Buying a home is getting more and more expensive, thanks to sharp increases in both prices and mortgage rates. That is juicing demand for apartment rentals and, in turn, pushing rents higher.
Rents in the third quarter of this year were up 2.9 percent compared with a year ago, according to RealPage, a real estate analytics firm. That's up from 2.5 percent annual growth in the second quarter. Rent growth had been slowing for the past three years, thanks to a big increase in supply of new rental units. The reversal in rents, however, may be short-lived.
"Momentum in the apartment market's performance during the third quarter slightly surpassed expectations," according to RealPage's chief economist Greg Willett. "Still, there doesn't seem to be a pronounced shift in the big-picture story. We are about to move into the period of seasonally slow apartment leasing that comes with the cold weather months."
Apartment demand is being strengthened by an improving economy, as well as a shortage of affordable homes for sale. New household formations are rising, and renter households represent nearly a third of occupied housing, according to the U.S. Census.
"The apartment market had slowed at the end of 2017 and early 2018 as the housing market started to accelerate. However, the passing of the Tax Reform and Jobs Act in December that doubled the standard deduction and cut the deductibility of state and local taxes reduced the incentive to buy a home.

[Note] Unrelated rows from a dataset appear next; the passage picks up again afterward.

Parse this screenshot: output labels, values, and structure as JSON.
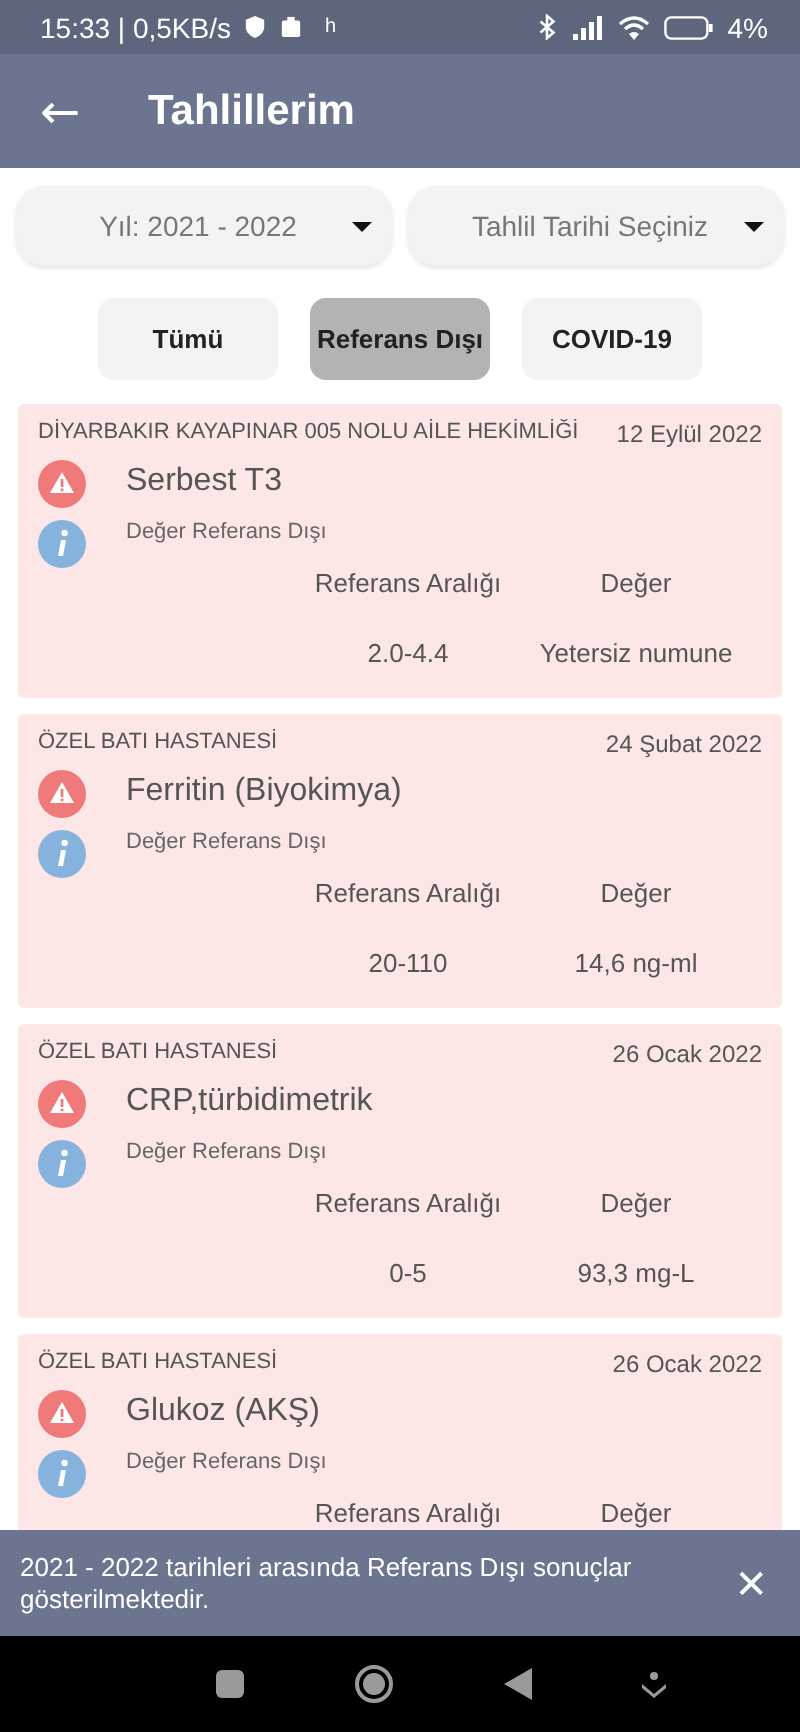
{
  "status_bar": {
    "time": "15:33 | 0,5KB/s",
    "carrier_mark": "h",
    "battery": "4%"
  },
  "app_bar": {
    "back": "←",
    "title": "Tahlillerim"
  },
  "filters": [
    {
      "label": "Yıl: 2021 - 2022"
    },
    {
      "label": "Tahlil Tarihi Seçiniz"
    }
  ],
  "tabs": [
    {
      "label": "Tümü",
      "selected": false
    },
    {
      "label": "Referans Dışı",
      "selected": true
    },
    {
      "label": "COVID-19",
      "selected": false
    }
  ],
  "results": [
    {
      "facility": "DİYARBAKIR KAYAPINAR 005 NOLU AİLE HEKİMLİĞİ",
      "date": "12 Eylül 2022",
      "test": "Serbest T3",
      "status": "Değer Referans Dışı",
      "range_label": "Referans Aralığı",
      "value_label": "Değer",
      "range": "2.0-4.4",
      "value": "Yetersiz numune"
    },
    {
      "facility": "ÖZEL BATI HASTANESİ",
      "date": "24 Şubat 2022",
      "test": "Ferritin (Biyokimya)",
      "status": "Değer Referans Dışı",
      "range_label": "Referans Aralığı",
      "value_label": "Değer",
      "range": "20-110",
      "value": "14,6 ng-ml"
    },
    {
      "facility": "ÖZEL BATI HASTANESİ",
      "date": "26 Ocak 2022",
      "test": "CRP,türbidimetrik",
      "status": "Değer Referans Dışı",
      "range_label": "Referans Aralığı",
      "value_label": "Değer",
      "range": "0-5",
      "value": "93,3 mg-L"
    },
    {
      "facility": "ÖZEL BATI HASTANESİ",
      "date": "26 Ocak 2022",
      "test": "Glukoz (AKŞ)",
      "status": "Değer Referans Dışı",
      "range_label": "Referans Aralığı",
      "value_label": "Değer"
    }
  ],
  "snackbar": {
    "message": "2021 - 2022 tarihleri arasında Referans Dışı sonuçlar gösterilmektedir.",
    "close": "✕"
  }
}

This has helped the apartment market, especially in high-taxed localities," according to Barbara Denham, senior economist at Reis, a commercial real estate information company.
The apartment occupancy rate is quite high at 95.8 percent, up from 95.4 percent in the second quarter. Demand, however, will likely trail completions of new units in the coming months, which will throw cold water on the current heat in rent growth.
Apartment construction continues to be robust. New multifamily starts were up 37 percent annually in August, according to the U.S. Census. While that number is pretty volatile month to month, market-rate apartment completions have totaled between 300,000 and 325,000 units annually for the past two years. With continued robust construction, volume should remain at that rate through the end of next year.
High-end apartment rents, however, are still under pressure, as construction of luxury units far outpaces demand.
"With so much high-end new product finishing in the near term, the leasing environment will be competitive in that luxury apartment niche," according to Willett. "At the same time, product shortages remain for moderately priced rental housing. It's tough to find available apartments at the middle to lower-end price points across most neighborhoods."
Of course all real estate is local, and some markets are seeing much bigger rent increases. Leaders include Las Vegas, Orlando, Florida, and Phoenix, where rents are up between 6 and 7 percent over the past year. Rents also jumped more than 4 percent in Jacksonville, Florida, San Jose, California, Tampa, Florida, Riverside, California, Salt Lake City and San Diego.
The San Francisco Bay Area had seen rents shrinking throughout 2016-2017, but they are increasing once again. Rent laggards include St. Louis, Baltimore, Dallas and Seattle, where growth is less than 2 percent.